Décroissance et dictature
En raison de ces lacunes, la décroissance est politiquement irréalisable. La démocratie et la décroissance sont des partenaires intrinsèquement inconfortables. Le seul exemple dans l’histoire d’une société stationnaire (sans croissance) durable et prospère est le Japon pendant la période Edo (Tokugawa) (1603-1868). Il s’agissait toutefois d’une « dictature brutale« .
Étant donné qu’il est peu probable qu’une démocratie choisisse volontairement la décroissance, le mouvement de la décroissance pourrait mettre l’Occident sur la voie dangereuse du rejet de la démocratie et du retour à un collectif autoritaire.
Le mouvement de la décroissance pense que l’utilisation des matériaux et les émissions de carbone ne peuvent être dissociées de la croissance économique, mais que l’innovation, la créativité, le bonheur et le progrès social peuvent l’être. C’est ignorer à quel point le progrès social a accompagné les deux derniers siècles de croissance économique.

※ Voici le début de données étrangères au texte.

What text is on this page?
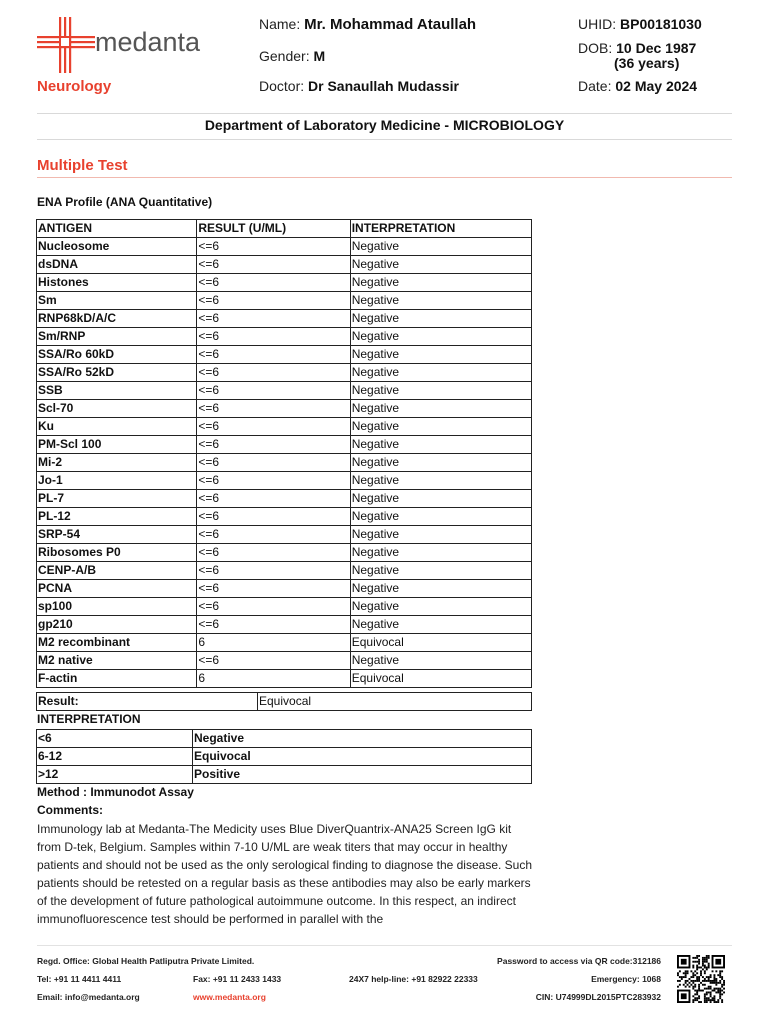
medanta
Neurology
Name: Mr. Mohammad Ataullah
Gender: M
Doctor: Dr Sanaullah Mudassir
UHID: BP00181030
DOB: 10 Dec 1987
(36 years)
Date: 02 May 2024
Department of Laboratory Medicine - MICROBIOLOGY
Multiple Test
ENA Profile (ANA Quantitative)
ANTIGEN	RESULT (U/ML)	INTERPRETATION
Nucleosome	<=6	Negative
dsDNA	<=6	Negative
Histones	<=6	Negative
Sm	<=6	Negative
RNP68kD/A/C	<=6	Negative
Sm/RNP	<=6	Negative
SSA/Ro 60kD	<=6	Negative
SSA/Ro 52kD	<=6	Negative
SSB	<=6	Negative
Scl-70	<=6	Negative
Ku	<=6	Negative
PM-Scl 100	<=6	Negative
Mi-2	<=6	Negative
Jo-1	<=6	Negative
PL-7	<=6	Negative
PL-12	<=6	Negative
SRP-54	<=6	Negative
Ribosomes P0	<=6	Negative
CENP-A/B	<=6	Negative
PCNA	<=6	Negative
sp100	<=6	Negative
gp210	<=6	Negative
M2 recombinant	6	Equivocal
M2 native	<=6	Negative
F-actin	6	Equivocal
Result:	Equivocal
INTERPRETATION
<6	Negative
6-12	Equivocal
>12	Positive
Method : Immunodot Assay
Comments:
Immunology lab at Medanta-The Medicity uses Blue DiverQuantrix-ANA25 Screen IgG kit from D-tek, Belgium. Samples within 7-10 U/ML are weak titers that may occur in healthy patients and should not be used as the only serological finding to diagnose the disease. Such patients should be retested on a regular basis as these antibodies may also be early markers of the development of future pathological autoimmune outcome. In this respect, an indirect immunofluorescence test should be performed in parallel with the
Regd. Office: Global Health Patliputra Private Limited.
Tel: +91 11 4411 4411	Fax: +91 11 2433 1433
Email: info@medanta.org	www.medanta.org
24X7 help-line: +91 82922 22333
Password to access via QR code:312186
Emergency: 1068
CIN: U74999DL2015PTC283932
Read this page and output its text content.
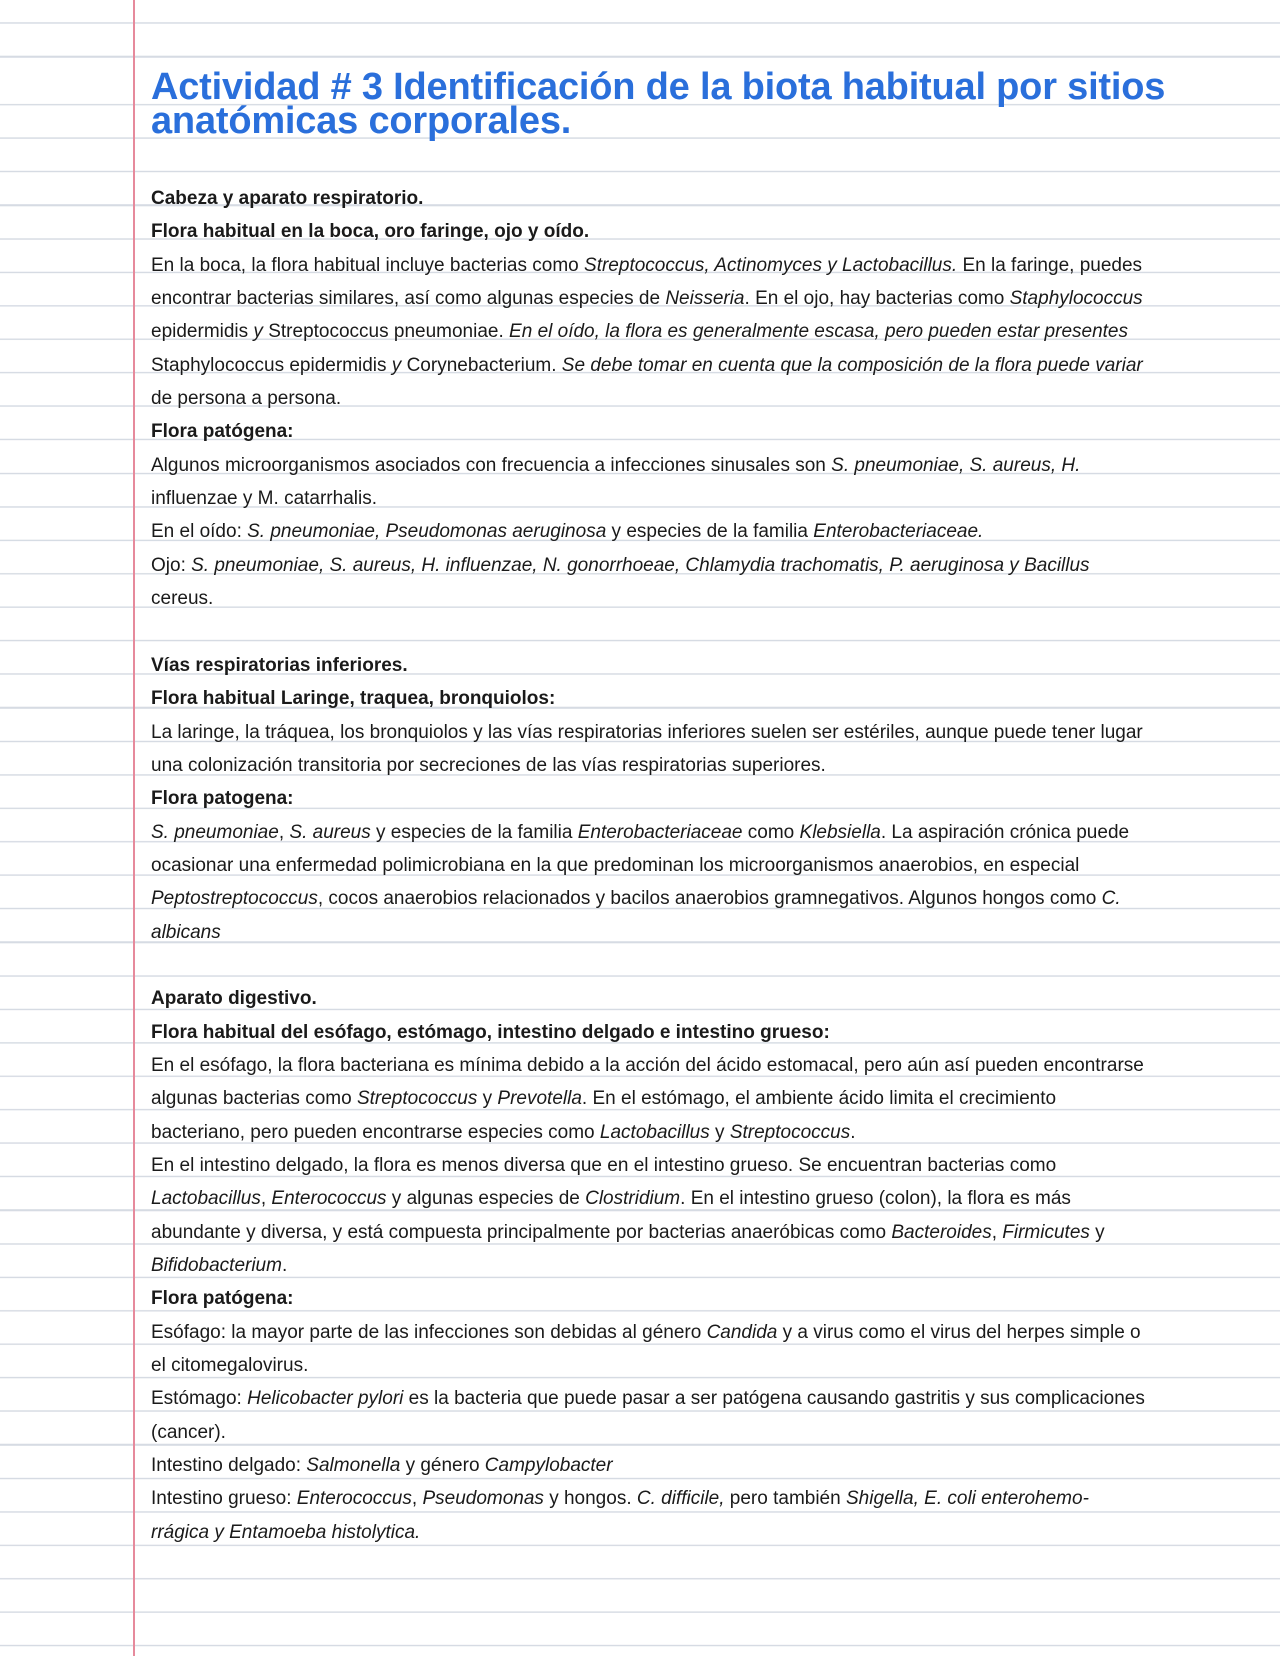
Actividad # 3 Identificación de la biota habitual por sitios anatómicas corporales.
Cabeza y aparato respiratorio.
Flora habitual en la boca, oro faringe, ojo y oído.
En la boca, la flora habitual incluye bacterias como Streptococcus, Actinomyces y Lactobacillus. En la faringe, puedes
encontrar bacterias similares, así como algunas especies de Neisseria. En el ojo, hay bacterias como Staphylococcus
epidermidis y Streptococcus pneumoniae. En el oído, la flora es generalmente escasa, pero pueden estar presentes
Staphylococcus epidermidis y Corynebacterium. Se debe tomar en cuenta que la composición de la flora puede variar
de persona a persona.
Flora patógena:
Algunos microorganismos asociados con frecuencia a infecciones sinusales son S. pneumoniae, S. aureus, H.
influenzae y M. catarrhalis.
En el oído: S. pneumoniae, Pseudomonas aeruginosa y especies de la familia Enterobacteriaceae.
Ojo: S. pneumoniae, S. aureus, H. influenzae, N. gonorrhoeae, Chlamydia trachomatis, P. aeruginosa y Bacillus
cereus.
Vías respiratorias inferiores.
Flora habitual Laringe, traquea, bronquiolos:
La laringe, la tráquea, los bronquiolos y las vías respiratorias inferiores suelen ser estériles, aunque puede tener lugar
una colonización transitoria por secreciones de las vías respiratorias superiores.
Flora patogena:
S. pneumoniae, S. aureus y especies de la familia Enterobacteriaceae como Klebsiella. La aspiración crónica puede
ocasionar una enfermedad polimicrobiana en la que predominan los microorganismos anaerobios, en especial
Peptostreptococcus, cocos anaerobios relacionados y bacilos anaerobios gramnegativos. Algunos hongos como C.
albicans
Aparato digestivo.
Flora habitual del esófago, estómago, intestino delgado e intestino grueso:
En el esófago, la flora bacteriana es mínima debido a la acción del ácido estomacal, pero aún así pueden encontrarse
algunas bacterias como Streptococcus y Prevotella. En el estómago, el ambiente ácido limita el crecimiento
bacteriano, pero pueden encontrarse especies como Lactobacillus y Streptococcus.
En el intestino delgado, la flora es menos diversa que en el intestino grueso. Se encuentran bacterias como
Lactobacillus, Enterococcus y algunas especies de Clostridium. En el intestino grueso (colon), la flora es más
abundante y diversa, y está compuesta principalmente por bacterias anaeróbicas como Bacteroides, Firmicutes y
Bifidobacterium.
Flora patógena:
Esófago: la mayor parte de las infecciones son debidas al género Candida y a virus como el virus del herpes simple o
el citomegalovirus.
Estómago: Helicobacter pylori es la bacteria que puede pasar a ser patógena causando gastritis y sus complicaciones
(cancer).
Intestino delgado: Salmonella y género Campylobacter
Intestino grueso: Enterococcus, Pseudomonas y hongos. C. difficile, pero también Shigella, E. coli enterohemo-
rrágica y Entamoeba histolytica.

Le physicien Tom Murphy, qui a insisté sur l’importance de l’économie de la connaissance, a également souligné l’importance de l’économie de la connaissance. limites à la croissance économique, a averti que
En période d’abondance, nous pouvons nous permettre d’être gentils avec ceux qui sont différents. Nous sommes moins menacés lorsque nous sommes à l’aise. Si notre niveau de vie du XXIe siècle atteint des sommets […] nous n’aurons peut-être pas le luxe de considérer notre progrès social comme un cliquet irréversible. Les temps difficiles ravivent de vieux instincts tribaux : la différence n’est pas la bienvenue.
Une version antérieure de cet article décrivait à tort Ted Nordhaus comme un lauréat du prix Nobel. William Nordhaus did.
Wim Naudé est professeur invité d’économie au Université de Johannesburg.
Cet article est republié à partir de The Conversation sous une licence Creative Commons. Lire le article original.